Penjelasan Rasulullah SAW tidak berhenti sampai di situ. Beliau melanjutkan dengan memberikan tiga hikmah penting terkait kesabaran dan pengendalian diri:
Pertama, Rasulullah SAW menegaskan, "Ketika seorang hamba dizalimi, kemudian ia memaafkan karena Allah, niscaya Allah akan memuliakannya dengan pertolongan-Nya." Pemaafan, yang merupakan buah dari kesabaran dan pengendalian amarah, akan mendatangkan pertolongan dan kemuliaan dari Allah SWT. Ini menunjukkan bahwa kesabaran bukanlah kelemahan, melainkan kekuatan yang akan dibalas dengan kebaikan yang berlipat ganda.

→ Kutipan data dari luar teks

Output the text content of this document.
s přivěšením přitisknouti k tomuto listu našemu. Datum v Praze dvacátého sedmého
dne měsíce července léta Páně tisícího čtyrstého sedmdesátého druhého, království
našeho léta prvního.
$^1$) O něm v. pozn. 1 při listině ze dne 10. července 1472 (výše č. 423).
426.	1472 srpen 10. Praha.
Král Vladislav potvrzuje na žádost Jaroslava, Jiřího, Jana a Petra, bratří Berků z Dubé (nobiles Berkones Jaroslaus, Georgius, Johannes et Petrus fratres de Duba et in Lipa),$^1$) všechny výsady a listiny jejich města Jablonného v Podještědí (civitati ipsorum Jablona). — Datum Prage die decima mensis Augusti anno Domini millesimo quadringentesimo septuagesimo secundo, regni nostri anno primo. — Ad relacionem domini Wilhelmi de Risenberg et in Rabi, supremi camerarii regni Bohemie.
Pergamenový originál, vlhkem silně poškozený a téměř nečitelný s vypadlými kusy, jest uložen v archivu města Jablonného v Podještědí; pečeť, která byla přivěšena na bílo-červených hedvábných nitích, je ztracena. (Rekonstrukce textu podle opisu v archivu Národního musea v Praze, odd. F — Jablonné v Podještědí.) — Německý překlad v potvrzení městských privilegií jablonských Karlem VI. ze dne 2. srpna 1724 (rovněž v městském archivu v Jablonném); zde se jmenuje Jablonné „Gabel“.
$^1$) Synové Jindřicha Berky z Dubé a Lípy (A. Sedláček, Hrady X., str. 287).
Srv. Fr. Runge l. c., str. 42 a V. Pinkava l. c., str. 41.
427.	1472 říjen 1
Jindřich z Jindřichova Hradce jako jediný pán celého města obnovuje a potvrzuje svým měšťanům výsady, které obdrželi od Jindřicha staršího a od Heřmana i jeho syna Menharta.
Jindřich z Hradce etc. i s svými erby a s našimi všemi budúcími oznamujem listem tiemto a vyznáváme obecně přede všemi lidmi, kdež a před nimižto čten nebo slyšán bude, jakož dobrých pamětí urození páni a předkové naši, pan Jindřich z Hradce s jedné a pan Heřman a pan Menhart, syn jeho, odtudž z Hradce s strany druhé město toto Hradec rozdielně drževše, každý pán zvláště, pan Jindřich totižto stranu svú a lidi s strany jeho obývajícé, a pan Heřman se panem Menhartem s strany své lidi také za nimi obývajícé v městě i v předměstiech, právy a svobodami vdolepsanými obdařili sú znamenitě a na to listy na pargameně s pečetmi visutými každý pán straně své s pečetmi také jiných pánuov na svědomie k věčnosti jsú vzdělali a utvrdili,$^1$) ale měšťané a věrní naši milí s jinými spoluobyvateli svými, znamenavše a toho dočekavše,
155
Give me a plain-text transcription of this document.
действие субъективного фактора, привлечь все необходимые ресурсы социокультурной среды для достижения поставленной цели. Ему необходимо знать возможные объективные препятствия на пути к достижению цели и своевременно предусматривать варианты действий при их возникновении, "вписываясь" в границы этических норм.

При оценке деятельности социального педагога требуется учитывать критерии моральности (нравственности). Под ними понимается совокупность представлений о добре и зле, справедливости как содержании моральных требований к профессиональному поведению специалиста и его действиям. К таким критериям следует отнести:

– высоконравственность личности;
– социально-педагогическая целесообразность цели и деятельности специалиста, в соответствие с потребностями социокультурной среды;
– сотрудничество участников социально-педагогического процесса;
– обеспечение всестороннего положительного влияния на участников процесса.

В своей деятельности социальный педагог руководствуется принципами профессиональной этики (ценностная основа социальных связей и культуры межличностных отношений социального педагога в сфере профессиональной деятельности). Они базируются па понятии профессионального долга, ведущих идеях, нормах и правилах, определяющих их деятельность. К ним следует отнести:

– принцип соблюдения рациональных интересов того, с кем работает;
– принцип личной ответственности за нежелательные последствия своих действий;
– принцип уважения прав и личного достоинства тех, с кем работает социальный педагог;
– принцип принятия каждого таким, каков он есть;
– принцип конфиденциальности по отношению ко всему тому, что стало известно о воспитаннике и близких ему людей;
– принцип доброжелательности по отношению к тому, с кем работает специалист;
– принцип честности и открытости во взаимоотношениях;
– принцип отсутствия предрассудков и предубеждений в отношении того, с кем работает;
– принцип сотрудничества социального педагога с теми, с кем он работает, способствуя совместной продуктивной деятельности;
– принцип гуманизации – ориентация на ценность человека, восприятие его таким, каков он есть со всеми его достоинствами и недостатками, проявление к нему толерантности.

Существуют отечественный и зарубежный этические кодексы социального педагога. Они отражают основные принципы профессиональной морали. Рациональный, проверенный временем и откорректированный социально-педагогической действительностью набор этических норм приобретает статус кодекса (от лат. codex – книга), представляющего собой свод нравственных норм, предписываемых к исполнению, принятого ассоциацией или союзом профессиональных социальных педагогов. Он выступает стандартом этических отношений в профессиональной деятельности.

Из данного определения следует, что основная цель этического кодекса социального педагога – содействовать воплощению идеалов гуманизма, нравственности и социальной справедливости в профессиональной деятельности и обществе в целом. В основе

Kedua, Rasulullah SAW menyatakan, "Ketika seorang hamba memberi sedekah dan menginginkan kebaikan, Allah akan menambah banyak hartanya." Sedekah, yang merupakan bentuk kepedulian dan berbagi, juga dikaitkan dengan berkah dan peningkatan rezeki. Ini menunjukkan bahwa kebaikan yang kita berikan akan kembali kepada kita dengan berkah yang melimpah.
Ketiga, Rasulullah SAW mengingatkan, "Ketika seorang hamba meminta harta kepada manusia untuk memperbanyak hartanya, niscaya Allah tambahkan kepadanya kekurangan." Sikap tamak dan serakah yang mengejar harta dengan cara yang tidak halal akan berakibat sebaliknya, yaitu kekurangan dan kesulitan. Ini menunjukkan bahwa harta yang didapat dengan cara yang tidak benar tidak akan mendatangkan keberkahan.
Dalam kesempatan lain, Rasulullah SAW menekankan pentingnya pengendalian amarah dengan sabda yang singkat dan padat, tetapi sarat makna: "Jika engkau marah, diamlah. Jika engkau marah, diamlah. Jika engkau marah, diamlah." Pengulangan tiga kali kata "diamlah" menunjukkan betapa pentingnya menahan diri ketika amarah mulai membuncah. Diam, dalam konteks ini, bukanlah sekadar tidak berbicara, tetapi juga menahan segala bentuk reaksi negatif, baik fisik maupun verbal. Ini merupakan latihan spiritual yang membutuhkan ketekunan dan kesungguhan.
Kisah Abu Bakar RA ini memberikan pelajaran berharga bagi kita semua. Menahan amarah bukanlah hal yang mudah, tetapi merupakan kewajiban bagi setiap muslim yang ingin mencapai ketakwaan sejati. Kemampuan mengendalikan emosi merupakan bukti kedewasaan spiritual dan kunci untuk meraih ridho Allah SWT. Dengan meneladani kesabaran Rasulullah SAW dan Abu Bakar RA, kita dapat belajar untuk mengendalikan amarah dan meraih kemuliaan di sisi Allah SWT. Semoga kisah ini menjadi inspirasi bagi kita semua untuk senantiasa mengendalikan amarah dan mengutamakan kesabaran dalam menghadapi berbagai cobaan hidup. Kemampuan mengendalikan amarah bukan hanya menghindari perselisihan, tetapi juga membuka jalan menuju ketenangan batin dan kemuliaan di akhirat.